Many of those workers were made eligible for vaccinations last week when the province announced a plan to inoculate education staff in hot-spot neighbourhoods during April break.
While the return of in-person classes for elementary and secondary schools has since been put on hold indefinitely across Ontario, some classes for students with special education needs are set to resume on Monday.
It appears that few of those teachers will have been vaccinated by the time their classrooms reopen.
"Not many have been vaccinated already, and certainly none have been vaccinated with the two-week incubation period that's needed," said Gail Bannister-Clarke, president of the Peel Elementary Teachers Local and a longtime Brampton elementary teacher.
The possibility of delayed vaccinations for teachers, coupled with the pandemic's surging third wave in Ontario, is said to be threatening the return of in-person learning for the remainder of the school year.
"There will be virtually no time left in the school year before those vaccines have had a chance to take effect," said Harvey Bischof, president of the Ontario Secondary School Teachers Federation (OSSTF).
In Peel Region alone, Bannister-Clarke said, Monday will mark the return of 116 teachers and dozens of special education workers for in-person classes.
She said some teachers and education workers who tried to book appointments last week will not actually receive their shots until mid-May.
"We're quite confused as to why we're opening classrooms at this time," Bannister-Clarke said.
Ontario promised vaccine access, 'full stop'
Ontario said its plan to make teachers and special education workers a priority for immunization in hot-spot postal codes would help protect workers facing the greatest risk of infection.
"I just want to assure every worker in the province in our schools, driving our buses and helping to protect our kids: you are going to get access to the vaccine, full stop," Education Minister Stephen Lecce said after announcing the plan, which came days before Ontario decided to close schools to in-person learning following April break.
But local public health units, who are tasked with administering vaccinations, say they did not receive any additional vaccine supply or guidance when teachers and education staff were made eligible.

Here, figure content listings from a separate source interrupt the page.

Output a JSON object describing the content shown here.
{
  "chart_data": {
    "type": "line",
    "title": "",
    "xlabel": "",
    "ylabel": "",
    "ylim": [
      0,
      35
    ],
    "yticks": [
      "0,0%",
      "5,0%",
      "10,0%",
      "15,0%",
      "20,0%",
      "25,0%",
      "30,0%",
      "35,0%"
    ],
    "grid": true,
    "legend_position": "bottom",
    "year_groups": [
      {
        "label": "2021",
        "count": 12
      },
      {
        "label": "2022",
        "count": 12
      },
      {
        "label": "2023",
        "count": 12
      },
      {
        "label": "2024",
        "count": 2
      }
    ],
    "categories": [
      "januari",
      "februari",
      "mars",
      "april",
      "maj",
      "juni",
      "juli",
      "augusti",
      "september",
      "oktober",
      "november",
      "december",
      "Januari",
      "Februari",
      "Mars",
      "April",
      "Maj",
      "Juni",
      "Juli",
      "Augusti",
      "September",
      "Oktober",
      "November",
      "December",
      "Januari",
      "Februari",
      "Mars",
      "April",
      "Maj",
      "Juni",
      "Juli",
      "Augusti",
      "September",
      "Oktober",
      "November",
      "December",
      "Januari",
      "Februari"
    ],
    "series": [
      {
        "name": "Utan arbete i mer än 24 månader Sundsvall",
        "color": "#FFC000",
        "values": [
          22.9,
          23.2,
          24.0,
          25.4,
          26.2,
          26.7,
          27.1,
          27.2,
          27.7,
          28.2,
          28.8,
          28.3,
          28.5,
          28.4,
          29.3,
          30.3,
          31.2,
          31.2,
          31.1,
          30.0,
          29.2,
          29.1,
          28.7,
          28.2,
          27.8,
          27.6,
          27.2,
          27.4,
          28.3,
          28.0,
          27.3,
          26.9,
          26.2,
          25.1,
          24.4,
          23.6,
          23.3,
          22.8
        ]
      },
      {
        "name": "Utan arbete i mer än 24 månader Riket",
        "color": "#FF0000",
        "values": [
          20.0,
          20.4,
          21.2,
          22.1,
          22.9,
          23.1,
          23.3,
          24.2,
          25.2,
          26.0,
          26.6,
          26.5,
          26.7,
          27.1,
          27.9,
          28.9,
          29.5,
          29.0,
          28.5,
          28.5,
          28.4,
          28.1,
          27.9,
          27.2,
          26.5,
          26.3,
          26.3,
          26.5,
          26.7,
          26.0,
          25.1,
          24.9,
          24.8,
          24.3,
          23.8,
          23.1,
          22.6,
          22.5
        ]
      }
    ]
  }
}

Toronto's Medical Officer of Health Dr. Eileen de Villa estimated during a Board of Health meeting last week that "roughly 40,000" people qualified for vaccination under the expanded plan, but said Toronto did not receive any additional vaccines to serve those workers.
"It wasn't really a plan, it was sort of a half-baked wish," said Bischof, who said teachers have reported difficulty getting vaccine appointments across Ontario.
The province's Ministry of Health did not respond to a CBC News request for information on the status of vaccinations among teachers and education workers.
Vaccines may not even be enough
Brenda Coleman, a clinical scientist at Sinai Health System and an assistant professor at the Dalla Lana School of Public Health at the University of Toronto, said vaccination rates are one of several key factors that will determine if and when schools are safe to reopen.
Coleman is studying the threat of COVID-19 to teachers in schools, which she considers to be a "very high-risk situation."
While Coleman said vaccines represent an important safeguard for teachers, she said the current trajectory of the pandemic could preclude schools from reopening even if teachers are vaccinated.
"The case rate is so high right now that putting children and education workers back into school just doesn't make any sense at this point," Coleman said.